Which sounds not great for the hours spent on this. But, keep in mind that the time you spend on meaningless optimisation is time not spent being self-aware and vividly alert to your inadequacies and personal faults and the mistakes you’ve made in your past and present relationships and decisions and how it’s all lead to the circumstances that will haunt you through your mortal life in this hell we call reality.

syntax highlighting with syntect

The forking approach still makes syntax highlighting slower overall.

Normally, syntax definitions are just loaded once and saved for when the same syntax is highlighted later.

For example, highlighting a Python code block requires loading some information about how to highlight Python in particular. But we only pay that cost the first time we highlight Python code because we don’t have to load it again next time we see some Python code.

Except in this forking model. After a child processes loads the syntax highlighting definitions and uses it in a single document, it exits.

I looked into using a Rust library called syntect to do syntax highlighting. It’s pretty interesting as it stores a lot of syntax highlighting definitions in a compact binary format. It takes my laptop a bit under 25ish milliseconds to load them. Preloading all the syntax definitions here is certainly more feasible than doing so in pygments.

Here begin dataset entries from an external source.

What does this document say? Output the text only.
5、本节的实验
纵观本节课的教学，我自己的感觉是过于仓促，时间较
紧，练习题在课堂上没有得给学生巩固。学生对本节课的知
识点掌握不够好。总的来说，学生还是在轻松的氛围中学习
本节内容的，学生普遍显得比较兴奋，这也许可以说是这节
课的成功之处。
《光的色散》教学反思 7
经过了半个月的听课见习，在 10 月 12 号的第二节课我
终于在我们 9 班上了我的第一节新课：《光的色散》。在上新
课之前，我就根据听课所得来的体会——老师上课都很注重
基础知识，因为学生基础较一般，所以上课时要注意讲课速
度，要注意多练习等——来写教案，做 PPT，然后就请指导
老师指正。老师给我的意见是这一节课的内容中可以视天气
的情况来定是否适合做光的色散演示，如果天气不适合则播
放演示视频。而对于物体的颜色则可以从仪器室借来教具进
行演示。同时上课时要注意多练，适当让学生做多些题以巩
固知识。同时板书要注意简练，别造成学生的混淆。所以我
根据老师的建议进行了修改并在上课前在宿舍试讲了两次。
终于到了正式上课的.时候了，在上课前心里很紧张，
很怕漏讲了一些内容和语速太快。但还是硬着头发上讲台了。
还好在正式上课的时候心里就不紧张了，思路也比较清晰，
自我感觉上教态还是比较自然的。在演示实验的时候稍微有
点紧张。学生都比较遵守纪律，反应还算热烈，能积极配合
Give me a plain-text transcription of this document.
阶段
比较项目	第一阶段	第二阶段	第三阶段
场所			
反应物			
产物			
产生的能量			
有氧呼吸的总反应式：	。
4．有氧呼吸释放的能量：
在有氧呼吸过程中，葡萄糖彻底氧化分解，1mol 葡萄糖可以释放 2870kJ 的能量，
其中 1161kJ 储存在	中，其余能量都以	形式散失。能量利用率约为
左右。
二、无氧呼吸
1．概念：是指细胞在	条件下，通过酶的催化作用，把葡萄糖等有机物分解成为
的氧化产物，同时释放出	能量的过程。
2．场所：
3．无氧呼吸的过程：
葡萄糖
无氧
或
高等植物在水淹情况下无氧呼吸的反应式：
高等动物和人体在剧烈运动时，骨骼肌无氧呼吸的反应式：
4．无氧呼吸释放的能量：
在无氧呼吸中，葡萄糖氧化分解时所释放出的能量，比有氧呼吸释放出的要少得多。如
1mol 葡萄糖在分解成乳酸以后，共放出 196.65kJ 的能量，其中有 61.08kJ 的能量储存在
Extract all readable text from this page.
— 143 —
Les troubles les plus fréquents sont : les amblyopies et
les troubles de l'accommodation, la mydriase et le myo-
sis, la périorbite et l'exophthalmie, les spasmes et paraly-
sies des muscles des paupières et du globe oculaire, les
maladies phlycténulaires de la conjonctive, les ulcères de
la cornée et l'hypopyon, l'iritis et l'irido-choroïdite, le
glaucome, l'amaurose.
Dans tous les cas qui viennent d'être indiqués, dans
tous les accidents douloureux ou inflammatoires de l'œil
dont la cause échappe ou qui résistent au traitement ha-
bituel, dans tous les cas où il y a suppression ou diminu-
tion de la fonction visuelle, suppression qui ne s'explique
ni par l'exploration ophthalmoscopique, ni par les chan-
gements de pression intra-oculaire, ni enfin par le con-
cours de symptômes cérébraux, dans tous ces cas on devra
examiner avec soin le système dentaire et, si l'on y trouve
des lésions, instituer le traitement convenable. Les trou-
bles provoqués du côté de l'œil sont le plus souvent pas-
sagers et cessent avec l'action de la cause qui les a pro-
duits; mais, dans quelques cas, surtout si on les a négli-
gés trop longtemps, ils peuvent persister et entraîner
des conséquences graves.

I made some Python bindings for them real quick to try it out, and a docutils directive to use syntect for highlighting instead of pygments. It performed better but the built in syntax definitions were disappointing.

Specifically, I was missing definitions for Elm, GraphQL, INI, nginx, and TOML. Also, it had definitions for Clojure but they didn’t work so I had to provide those too. This was not quite what I expected.

Also, the output it generates seems a little more verbose than what pygments will produce. The class names of the highlighting spans in the HTML it outputs are longer and it seems there’s a lot of duplication. It’s not a big deal but it’s a thing.

To some extent, I didn’t like adding a dependency that required Rust. Mostly, I was put off by having to provide my own syntax highlighting definitions. It’s kind of a trade-off between the convenience of pygments just working and a weird benchmarking kink I enjoy for my own amusement.

But syntect is quite popular and used in other projects like bat which I know supports a bunch of the languages that I mentioned were missing in syntect. So doing what they do might be worth looking into.